Interestingly, doubling or tripling first-line antidepressant dose in OCD, compared to usual doses used in depression, provides modest, but measurable, additional symptom relief(34). The additional elevation in extracellular serotonin (serotonin activity) from such high doses would be modest, as usual doses block almost all brain serotonin transporters(12). Further, pilot reports find adjunctive 5-HTP (serotonin precursor) or tryptophan (precursor to 5-HTP) to augment first-line antidepressant efficacy in OCD(35-37). Thus, augmenting brain serotonin elevation beyond the effect achievable with first-line antidepressants could treat more OCD patients better.

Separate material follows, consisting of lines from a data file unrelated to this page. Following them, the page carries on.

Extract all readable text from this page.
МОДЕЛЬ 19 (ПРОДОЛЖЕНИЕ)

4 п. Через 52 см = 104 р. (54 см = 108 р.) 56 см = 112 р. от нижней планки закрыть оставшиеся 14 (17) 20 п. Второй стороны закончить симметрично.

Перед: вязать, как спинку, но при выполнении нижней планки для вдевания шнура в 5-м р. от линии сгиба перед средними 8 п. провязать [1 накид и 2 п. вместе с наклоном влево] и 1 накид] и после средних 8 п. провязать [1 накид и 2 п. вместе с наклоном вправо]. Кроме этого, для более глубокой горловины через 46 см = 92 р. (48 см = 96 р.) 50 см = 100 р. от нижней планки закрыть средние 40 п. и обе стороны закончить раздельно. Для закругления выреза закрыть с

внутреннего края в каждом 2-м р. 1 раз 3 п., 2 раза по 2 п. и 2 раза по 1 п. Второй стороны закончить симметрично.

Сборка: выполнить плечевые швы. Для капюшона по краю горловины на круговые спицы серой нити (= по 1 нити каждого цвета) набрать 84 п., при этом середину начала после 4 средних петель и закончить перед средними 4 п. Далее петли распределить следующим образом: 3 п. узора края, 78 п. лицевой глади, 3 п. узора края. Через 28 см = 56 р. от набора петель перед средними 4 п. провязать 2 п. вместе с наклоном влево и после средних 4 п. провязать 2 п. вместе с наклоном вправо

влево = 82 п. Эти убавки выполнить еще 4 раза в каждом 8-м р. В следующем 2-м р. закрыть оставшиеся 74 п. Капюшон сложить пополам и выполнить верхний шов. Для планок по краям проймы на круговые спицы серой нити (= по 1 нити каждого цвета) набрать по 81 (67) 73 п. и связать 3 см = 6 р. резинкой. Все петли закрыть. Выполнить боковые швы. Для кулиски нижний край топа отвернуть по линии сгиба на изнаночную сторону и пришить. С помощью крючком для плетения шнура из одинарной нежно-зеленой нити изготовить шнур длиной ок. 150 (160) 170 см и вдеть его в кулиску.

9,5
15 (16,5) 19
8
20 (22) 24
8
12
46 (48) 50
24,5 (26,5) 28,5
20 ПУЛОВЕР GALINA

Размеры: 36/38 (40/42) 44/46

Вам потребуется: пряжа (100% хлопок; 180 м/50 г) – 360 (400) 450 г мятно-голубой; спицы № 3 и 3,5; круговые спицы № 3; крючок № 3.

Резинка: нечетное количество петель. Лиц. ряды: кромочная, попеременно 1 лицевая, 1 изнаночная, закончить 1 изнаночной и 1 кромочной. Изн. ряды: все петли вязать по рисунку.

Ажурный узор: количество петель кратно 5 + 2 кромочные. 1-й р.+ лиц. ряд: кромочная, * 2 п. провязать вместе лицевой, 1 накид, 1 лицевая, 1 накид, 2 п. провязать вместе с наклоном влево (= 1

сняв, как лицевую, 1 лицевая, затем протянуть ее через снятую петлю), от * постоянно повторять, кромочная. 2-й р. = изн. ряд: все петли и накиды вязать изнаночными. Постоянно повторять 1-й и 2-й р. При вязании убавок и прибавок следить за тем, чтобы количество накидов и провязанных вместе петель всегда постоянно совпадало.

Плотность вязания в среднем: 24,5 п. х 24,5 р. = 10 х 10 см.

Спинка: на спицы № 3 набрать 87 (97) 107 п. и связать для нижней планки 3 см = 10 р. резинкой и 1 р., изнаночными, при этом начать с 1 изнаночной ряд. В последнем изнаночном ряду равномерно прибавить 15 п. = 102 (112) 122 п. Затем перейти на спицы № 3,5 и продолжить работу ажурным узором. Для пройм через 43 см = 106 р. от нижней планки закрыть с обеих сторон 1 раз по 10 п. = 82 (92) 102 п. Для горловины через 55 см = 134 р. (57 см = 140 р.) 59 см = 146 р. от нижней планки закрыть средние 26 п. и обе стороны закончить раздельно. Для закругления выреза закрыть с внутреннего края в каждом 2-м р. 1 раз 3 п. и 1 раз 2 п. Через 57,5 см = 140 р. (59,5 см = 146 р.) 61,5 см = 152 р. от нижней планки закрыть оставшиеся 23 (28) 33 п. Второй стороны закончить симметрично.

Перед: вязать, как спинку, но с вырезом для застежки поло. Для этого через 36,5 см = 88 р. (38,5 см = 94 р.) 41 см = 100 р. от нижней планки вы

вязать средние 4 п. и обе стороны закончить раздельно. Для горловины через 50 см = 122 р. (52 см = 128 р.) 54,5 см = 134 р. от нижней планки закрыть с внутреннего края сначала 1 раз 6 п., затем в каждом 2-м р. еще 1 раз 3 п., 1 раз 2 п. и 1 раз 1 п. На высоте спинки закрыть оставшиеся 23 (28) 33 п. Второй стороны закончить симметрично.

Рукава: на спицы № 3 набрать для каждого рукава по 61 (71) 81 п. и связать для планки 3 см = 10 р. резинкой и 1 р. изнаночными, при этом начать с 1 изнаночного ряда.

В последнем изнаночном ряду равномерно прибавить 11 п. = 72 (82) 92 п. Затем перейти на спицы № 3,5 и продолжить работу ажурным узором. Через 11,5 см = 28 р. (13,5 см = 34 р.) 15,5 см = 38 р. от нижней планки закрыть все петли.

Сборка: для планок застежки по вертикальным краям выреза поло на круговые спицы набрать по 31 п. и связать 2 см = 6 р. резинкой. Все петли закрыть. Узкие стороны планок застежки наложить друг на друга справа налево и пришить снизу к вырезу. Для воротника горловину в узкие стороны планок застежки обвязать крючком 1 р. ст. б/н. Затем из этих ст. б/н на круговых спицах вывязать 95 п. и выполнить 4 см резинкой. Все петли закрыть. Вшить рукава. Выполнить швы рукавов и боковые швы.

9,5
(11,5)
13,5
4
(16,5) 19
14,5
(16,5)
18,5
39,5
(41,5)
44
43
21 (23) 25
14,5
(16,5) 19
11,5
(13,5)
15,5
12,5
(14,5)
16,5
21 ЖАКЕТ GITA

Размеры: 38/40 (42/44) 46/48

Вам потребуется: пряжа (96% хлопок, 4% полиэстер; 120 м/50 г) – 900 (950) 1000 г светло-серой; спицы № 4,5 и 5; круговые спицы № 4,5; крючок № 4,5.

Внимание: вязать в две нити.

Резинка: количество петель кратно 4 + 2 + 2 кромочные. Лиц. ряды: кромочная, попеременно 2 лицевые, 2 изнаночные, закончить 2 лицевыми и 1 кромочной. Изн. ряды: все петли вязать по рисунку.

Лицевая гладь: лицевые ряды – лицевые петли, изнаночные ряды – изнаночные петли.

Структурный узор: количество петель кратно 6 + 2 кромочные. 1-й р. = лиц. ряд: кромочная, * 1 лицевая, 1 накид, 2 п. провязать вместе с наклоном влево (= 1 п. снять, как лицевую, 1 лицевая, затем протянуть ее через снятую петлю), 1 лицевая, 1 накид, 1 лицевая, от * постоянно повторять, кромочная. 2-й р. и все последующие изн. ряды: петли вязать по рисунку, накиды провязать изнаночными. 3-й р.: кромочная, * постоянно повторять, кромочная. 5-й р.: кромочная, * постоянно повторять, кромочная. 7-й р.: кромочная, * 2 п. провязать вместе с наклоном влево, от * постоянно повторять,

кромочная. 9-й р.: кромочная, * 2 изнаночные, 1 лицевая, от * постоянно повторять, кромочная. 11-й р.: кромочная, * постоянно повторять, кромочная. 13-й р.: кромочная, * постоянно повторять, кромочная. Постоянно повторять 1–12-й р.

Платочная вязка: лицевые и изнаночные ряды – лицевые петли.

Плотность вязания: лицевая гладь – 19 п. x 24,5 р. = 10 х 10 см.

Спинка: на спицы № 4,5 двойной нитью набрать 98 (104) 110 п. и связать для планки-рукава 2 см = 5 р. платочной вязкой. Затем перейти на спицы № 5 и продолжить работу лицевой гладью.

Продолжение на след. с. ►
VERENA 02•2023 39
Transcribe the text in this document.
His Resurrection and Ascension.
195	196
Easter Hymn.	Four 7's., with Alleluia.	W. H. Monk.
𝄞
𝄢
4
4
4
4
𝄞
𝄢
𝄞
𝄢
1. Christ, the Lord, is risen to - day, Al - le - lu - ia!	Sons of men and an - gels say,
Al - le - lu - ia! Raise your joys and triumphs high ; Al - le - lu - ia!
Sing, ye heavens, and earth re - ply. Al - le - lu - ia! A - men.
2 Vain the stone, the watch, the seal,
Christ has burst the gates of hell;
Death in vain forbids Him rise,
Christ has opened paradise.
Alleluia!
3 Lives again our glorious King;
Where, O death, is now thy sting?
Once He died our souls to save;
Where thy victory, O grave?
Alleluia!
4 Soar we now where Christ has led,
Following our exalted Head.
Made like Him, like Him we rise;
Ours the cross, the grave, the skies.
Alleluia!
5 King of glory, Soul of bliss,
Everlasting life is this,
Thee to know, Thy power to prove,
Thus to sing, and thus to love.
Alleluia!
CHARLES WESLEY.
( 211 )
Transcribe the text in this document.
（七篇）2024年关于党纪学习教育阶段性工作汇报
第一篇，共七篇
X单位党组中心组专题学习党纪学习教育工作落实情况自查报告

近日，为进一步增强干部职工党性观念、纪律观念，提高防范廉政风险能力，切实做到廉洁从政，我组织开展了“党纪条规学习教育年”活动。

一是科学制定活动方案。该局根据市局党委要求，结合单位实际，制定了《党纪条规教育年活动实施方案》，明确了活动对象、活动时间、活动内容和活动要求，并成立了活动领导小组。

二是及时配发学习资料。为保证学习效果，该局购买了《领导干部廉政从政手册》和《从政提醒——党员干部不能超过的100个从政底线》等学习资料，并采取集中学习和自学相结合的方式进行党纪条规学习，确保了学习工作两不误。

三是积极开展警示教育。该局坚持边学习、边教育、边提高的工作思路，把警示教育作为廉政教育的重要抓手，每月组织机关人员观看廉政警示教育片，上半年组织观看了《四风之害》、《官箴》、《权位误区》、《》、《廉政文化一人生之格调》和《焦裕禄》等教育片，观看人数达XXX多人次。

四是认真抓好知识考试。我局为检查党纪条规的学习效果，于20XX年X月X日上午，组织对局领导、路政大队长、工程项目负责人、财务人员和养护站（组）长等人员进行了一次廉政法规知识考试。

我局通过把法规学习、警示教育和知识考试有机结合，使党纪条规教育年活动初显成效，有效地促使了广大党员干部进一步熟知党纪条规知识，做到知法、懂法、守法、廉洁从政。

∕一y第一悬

EVX-101 could be the first approved oral next-line OCD therapy

Adjunctive EVX-101 could treat OCD patients responding inadequately to first-line antidepressants, by potently and dynamically amplify brain extracellular serotonin beyond the first next-line antidepressant effect. EVX-101 could become the first FDA-approved next-line OCD drug therapy, addressing one of the largest and most intractable unmet needs in Psychiatry today.

Suicidal Ideation

In 2022, almost 50,000 died by suicide in the US, an all-time high, and more than 1.7 million people attempted suicide(38). Among young people, suicide is the second leading cause of death. Veterans have a 70% increased risk of suicide compared to non-veterans(39). Suicide has risen to epidemic levels and is a national emergency in the US. More than 12.5 million seriously considers suicide in the US every year. Every year 1 million are hospitalized for acute suicidal ideation crisis(38).

 

Living under the cloud of suicidal ideation—even if never realized as a suicide attempt or completed suicide—is a life of torment and misery, and represents a critical unmet need in its own right(40).

 

Unfortunately, there are no FDA-approved drugs for suicidal ideation, suicidal ideation crisis, or to prevent future suicides – albeit IV ketamine may have efficacy(41). As for all Psychiatric drug discovery, the quest for drugs for suicidal ideation are hampered by the lack of animal models. We rely on clinical evidence to inform suicidal ideation drug discovery.

 

EVX-301 could be the first FDA-approved drug to treat suicidal ideation crisis

Evecxia Therapeutics is developing EVX-301 to treat patients hospitalized for acute suicidal ideation crisis. EVX-301 is designed to amplify brain serotonin with fast onset, which convergent clinical evidence suggest could treat suicidal ideation with fast onset(42-46).